Mi madre estudió teneduría de libros e inglés. Trabajó hasta casarse y llegó a ser responsable de administración en el gremio de peluquería de Barcelona. Luego, como la mayoría de las mujeres de su época, ejerció de esposa, madre y ama de casa. Yo empecé el colegio con cuatro años y ya sabía leer y escribir, fue ella quien me había enseñado. Tras nacer el menor de mis hermanos, aprendió a jugar al tenis, a nadar y volvió a estudiar.

 

Mi padre es, y yo puedo afirmarlo pues tengo cinco hijos, como un adolescente rebelde, no hay quien pueda con él, va a acabar conmigo, aunque por mucho que me haga enfadar, cuando le miro y le veo tan indefenso, tan disgustado y asustado, no puedo enojarme con él, solo me queda entonces enfadarme conmigo misma por enfadarme con él. ¡Menuda paradoja! Solo otro cuidador me puede entender.

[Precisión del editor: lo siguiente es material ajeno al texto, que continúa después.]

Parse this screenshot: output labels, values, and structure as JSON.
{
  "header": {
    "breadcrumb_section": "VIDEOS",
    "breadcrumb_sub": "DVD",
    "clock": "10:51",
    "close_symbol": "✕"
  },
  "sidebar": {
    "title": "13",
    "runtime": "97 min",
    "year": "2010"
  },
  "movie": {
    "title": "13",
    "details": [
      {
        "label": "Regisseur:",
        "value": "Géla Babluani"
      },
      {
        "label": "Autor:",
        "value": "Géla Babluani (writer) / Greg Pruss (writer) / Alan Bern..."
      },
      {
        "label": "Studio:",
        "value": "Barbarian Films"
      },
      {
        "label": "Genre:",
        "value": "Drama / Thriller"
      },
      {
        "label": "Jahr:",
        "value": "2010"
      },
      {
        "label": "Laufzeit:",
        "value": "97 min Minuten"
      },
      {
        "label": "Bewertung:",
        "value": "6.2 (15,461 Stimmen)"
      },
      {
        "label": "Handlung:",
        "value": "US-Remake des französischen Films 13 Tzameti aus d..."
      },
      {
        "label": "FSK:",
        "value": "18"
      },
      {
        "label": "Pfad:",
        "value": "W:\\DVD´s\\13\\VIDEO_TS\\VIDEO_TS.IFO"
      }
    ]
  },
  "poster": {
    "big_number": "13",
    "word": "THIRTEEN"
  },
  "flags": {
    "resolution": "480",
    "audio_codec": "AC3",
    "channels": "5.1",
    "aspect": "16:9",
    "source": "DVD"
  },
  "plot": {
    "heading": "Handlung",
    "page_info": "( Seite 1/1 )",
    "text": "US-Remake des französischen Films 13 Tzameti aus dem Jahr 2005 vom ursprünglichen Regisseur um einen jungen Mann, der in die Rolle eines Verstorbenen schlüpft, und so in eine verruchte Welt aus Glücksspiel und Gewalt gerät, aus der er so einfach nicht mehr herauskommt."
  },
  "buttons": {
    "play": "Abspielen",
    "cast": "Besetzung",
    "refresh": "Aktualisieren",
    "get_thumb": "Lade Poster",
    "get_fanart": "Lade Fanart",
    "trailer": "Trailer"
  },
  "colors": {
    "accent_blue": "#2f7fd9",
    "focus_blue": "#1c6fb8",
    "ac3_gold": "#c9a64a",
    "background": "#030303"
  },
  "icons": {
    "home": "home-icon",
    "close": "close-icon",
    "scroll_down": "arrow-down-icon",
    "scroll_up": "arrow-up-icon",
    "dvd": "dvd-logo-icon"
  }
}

Mi padre es Ingeniero, después de unos años trabajando en varias empresas, creó las suyas propias. En el sector del transporte llegó a tener una flota de más de cien camiones que operaban por toda Europa. Se especializó en la definición de puestos de trabajo, llegando a tener una ingeniería con más de treinta ingenieros. Practicó excursionismo, básquet, futbol y tenis. Disfrutó del ajedrez, dominó y póker. Le apasionaba el mar, hizo buceo, intentó aprender a pescar, y llegó a ser capitán de yate de embarcaciones deportivas. Me enseñó a luchar y a buscar soluciones a todos los problemas, incluso a aquellos que parecían no tener. Ahora sus recuerdos se le van difuminando hasta resultarle muy borrosos, disfruta escuchando mis historias, en las que él es el protagonista, no quiero que se olvide de quien es.

 

Viven en su casa, nos ayudan dos cuidadoras profesionales que se turnan. Se precisaría de una tercera persona, pero eso es muy caro, por lo que yo cubro donde ellas no llegan. Lo más importante es haber conseguido que siempre estén acompañados y que yo normalmente pueda ir a dormir a mi casa. Vivo muy cerca suyo, con mi marido y mis cinco hijos. A efectos prácticos, entre mi marido y yo somos responsables del día a día de las dos casas, nuestros cinco hijos y mis dos padres. Hemos conseguido un cierto equilibrio, aunque el listado de renuncias aceptadas es infinito y doloroso.

 

Sólo me queda dar las gracias a todos aquellos ángeles que se han ido cruzando en mi camino, guiándome y dándome fuerzas, sonriéndome como sólo los ángeles saben hacer ¡Gracias!